Data security is intrinsic to software development, though it is often understated till the time it is compromised. Since the advent of computers, we equate data security with passwords. However, with the increase in cyber threats, the emergence of new technologies and meager budgets for security, most businesses are the perfect targets for internet frauds. With half of the world’s internet users using the same password across different applications, the risk of identities being stolen is compounded. According to Cisco’s 2017 Annual Cyber Security report, security breaches can cost businesses up to 20% of their business turnover.

Let us understand why passwords are inadequate to ensure data security. Let’s discuss this with help of a scenario – John has developed a cloud-based app to grow his business, increase online presence and widen his customer reach. The web app looks great and works well too. All of John’s business and customer related data is encrypted and stored in the cloud. John has also taken care to secure his app by hosting it on a HTTPS server, authenticating each user based on a username/password combo and granting access only to authorized users.

John is happy as he’s getting plenty of orders and that his business is functioning smoothly. One fine day, in spite of all the precautions, John’s app gets hacked from an open port and all his critical data gets exposed. To make matters worse, the miscreant is successful in decrypting all the passwords and gaining access to John’s customer accounts. The trust, which took John years to build with various stakeholders, is lost within minutes. John has no idea what went wrong? He had secured his app using passwords.

In today’s world, this is a fairly common scenario. Is there a way to prevent this? Ever wondered what if there were no passwords to be hacked? Just like we install an extra safety door in our homes to restrict access to strangers, adding multiple factors to user authentication is the only way to strengthen an application’s security. This technique is called multi-factor authentication (MFA) wherein the user identity is confirmed by using a combination of factors – a knowledge factor (username/password), a possession factor (smartphone app) and an inherence factor (fingerprints) to approve authentication requests. Let us look at some ways to authenticate users in conjunction with passwords.

Authentication with an OTP via SMS:

The user is authenticated based on a unique one-time password (OTP) which is sent to the user’s registered mobile number/email address. A mobile number/email address being a user’s personal communication channel is accessible only to the intended recipient thus ensuring security. Click here to read more about OTP-based authentication.

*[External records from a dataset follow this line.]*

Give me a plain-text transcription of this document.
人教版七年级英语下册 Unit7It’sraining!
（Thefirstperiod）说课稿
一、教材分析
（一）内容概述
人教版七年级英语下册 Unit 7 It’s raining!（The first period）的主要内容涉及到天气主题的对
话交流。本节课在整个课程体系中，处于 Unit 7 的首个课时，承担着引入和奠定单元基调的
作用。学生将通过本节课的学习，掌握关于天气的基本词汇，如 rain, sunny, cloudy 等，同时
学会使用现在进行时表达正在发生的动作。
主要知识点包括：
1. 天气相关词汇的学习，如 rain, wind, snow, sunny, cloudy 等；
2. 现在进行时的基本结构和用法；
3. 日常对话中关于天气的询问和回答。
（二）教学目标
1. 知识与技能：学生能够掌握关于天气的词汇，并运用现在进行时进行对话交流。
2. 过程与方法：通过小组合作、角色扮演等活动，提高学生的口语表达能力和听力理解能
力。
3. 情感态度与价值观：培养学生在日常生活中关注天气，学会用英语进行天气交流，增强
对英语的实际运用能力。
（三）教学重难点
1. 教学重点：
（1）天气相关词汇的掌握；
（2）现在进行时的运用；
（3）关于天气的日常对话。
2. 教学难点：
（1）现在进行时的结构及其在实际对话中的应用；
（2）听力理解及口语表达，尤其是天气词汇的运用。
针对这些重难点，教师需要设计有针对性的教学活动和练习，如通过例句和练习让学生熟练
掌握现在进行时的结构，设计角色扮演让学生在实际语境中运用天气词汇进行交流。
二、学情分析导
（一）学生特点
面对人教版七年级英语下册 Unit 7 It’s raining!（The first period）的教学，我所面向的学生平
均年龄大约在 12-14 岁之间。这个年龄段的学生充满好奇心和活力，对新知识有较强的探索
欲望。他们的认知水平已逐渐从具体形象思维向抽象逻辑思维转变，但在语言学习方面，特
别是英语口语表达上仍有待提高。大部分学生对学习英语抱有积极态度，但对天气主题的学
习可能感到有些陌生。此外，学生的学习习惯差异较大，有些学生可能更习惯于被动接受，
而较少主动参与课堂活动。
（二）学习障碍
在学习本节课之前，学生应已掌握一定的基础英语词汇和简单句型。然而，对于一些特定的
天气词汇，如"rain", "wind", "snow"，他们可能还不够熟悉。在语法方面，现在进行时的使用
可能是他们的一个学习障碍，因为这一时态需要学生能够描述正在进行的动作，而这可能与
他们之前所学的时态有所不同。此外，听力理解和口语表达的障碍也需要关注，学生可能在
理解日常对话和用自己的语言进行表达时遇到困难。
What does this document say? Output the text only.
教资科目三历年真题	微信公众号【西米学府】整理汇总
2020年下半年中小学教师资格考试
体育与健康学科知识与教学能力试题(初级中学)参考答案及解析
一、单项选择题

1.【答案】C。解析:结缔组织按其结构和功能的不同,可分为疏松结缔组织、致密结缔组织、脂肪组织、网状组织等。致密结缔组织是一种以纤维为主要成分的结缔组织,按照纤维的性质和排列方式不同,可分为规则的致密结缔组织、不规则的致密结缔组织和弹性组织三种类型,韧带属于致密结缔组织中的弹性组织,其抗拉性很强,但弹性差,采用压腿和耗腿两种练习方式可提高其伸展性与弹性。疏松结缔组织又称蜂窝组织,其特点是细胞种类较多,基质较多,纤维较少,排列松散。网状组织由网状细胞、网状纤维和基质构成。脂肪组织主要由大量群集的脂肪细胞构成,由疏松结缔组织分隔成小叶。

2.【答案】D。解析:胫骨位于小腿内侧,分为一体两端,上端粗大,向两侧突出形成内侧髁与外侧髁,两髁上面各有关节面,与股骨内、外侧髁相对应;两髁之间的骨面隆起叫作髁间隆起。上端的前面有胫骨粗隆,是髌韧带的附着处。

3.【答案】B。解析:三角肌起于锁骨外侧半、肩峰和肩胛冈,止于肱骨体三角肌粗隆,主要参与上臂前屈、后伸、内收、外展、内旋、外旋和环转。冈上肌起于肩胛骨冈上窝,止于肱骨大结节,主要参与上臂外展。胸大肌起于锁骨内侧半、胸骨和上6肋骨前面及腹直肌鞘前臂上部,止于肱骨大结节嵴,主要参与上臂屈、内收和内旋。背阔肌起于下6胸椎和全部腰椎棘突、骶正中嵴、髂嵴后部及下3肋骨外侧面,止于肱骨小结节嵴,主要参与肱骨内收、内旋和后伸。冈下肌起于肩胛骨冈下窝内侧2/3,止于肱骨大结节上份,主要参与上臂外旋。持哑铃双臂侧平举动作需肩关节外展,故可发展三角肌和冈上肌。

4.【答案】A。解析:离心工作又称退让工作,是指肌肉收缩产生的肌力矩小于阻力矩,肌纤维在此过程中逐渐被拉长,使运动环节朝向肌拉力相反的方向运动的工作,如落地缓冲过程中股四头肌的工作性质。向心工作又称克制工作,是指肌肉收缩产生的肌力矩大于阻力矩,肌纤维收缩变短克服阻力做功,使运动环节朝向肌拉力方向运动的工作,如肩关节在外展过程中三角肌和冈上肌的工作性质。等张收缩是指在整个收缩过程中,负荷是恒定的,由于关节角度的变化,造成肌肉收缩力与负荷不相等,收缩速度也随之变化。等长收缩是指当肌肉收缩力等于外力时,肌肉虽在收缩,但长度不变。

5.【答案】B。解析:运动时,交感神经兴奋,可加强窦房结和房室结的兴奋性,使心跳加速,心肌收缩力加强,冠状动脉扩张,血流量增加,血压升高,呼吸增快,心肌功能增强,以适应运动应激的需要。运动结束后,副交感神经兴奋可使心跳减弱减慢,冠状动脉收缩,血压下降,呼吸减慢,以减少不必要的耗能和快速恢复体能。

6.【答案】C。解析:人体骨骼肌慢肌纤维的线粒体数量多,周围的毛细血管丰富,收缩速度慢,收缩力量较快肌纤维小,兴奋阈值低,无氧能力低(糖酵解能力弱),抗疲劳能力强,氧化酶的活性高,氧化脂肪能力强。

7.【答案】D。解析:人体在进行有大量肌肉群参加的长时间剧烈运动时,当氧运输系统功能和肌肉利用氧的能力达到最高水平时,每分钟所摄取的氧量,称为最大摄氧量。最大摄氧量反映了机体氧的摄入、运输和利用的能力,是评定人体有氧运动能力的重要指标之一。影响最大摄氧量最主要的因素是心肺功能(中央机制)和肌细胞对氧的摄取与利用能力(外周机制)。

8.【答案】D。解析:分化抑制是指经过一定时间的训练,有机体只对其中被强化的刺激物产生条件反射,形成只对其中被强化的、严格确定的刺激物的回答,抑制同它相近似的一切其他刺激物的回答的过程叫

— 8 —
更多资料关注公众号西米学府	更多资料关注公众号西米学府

Authentication with push notifications:

Authentication with push notifications is a mechanism wherein an app sends information to a registered user’s mobile phone (via an alert, or pop up message) even when the app is in offline mode. It offers convenience and strengthens information security by adding more factors to authentication via unique ID (combo of app and user device) which is generated by the user’s own mobile device OSPNS (Operating System Push Notification Service).

Authentication with biometrics:

Authenticating users based on biometrics is implemented using FIDO UAF (Fast Identity Online Universal Authentication Framework) standards. The key aspect of FIDO standard is that the user is authenticated locally using biometrics (fingerprint scan or face recognition, or an audio message) which never leave the user’s personal device thus protecting applications from phishing, man-in-the-middle and replay attacks.

Authentication with a hardware:

In this approach, the user is authenticated based on a combination of a hardware token and a physical wearable device (Google one ring) or a smartphone/tablet. While the hardware token provides the user’s credentials to access an online service, the ring/phone validates the user’s identity with a simple tap. The unique cryptographic key generated in the process is stored locally on the device and thus protects user identity.

Conclusion

Taking MFA to another level, modern businesses are implementing risk-based authentication (RBA) techniques wherein the authentication factors keep changing as per user’s geographical location, time of login, device etc. which makes them impossible to crack. Enterprises have also started implementing stringent trust elevation mechanisms by granting access only to trusted devices and users in order to mitigate risks of false identity assertion. Apart from enhanced security, password-less authentication provides greater user experience as users no longer need to remember passwords and can quickly gain access to the required information.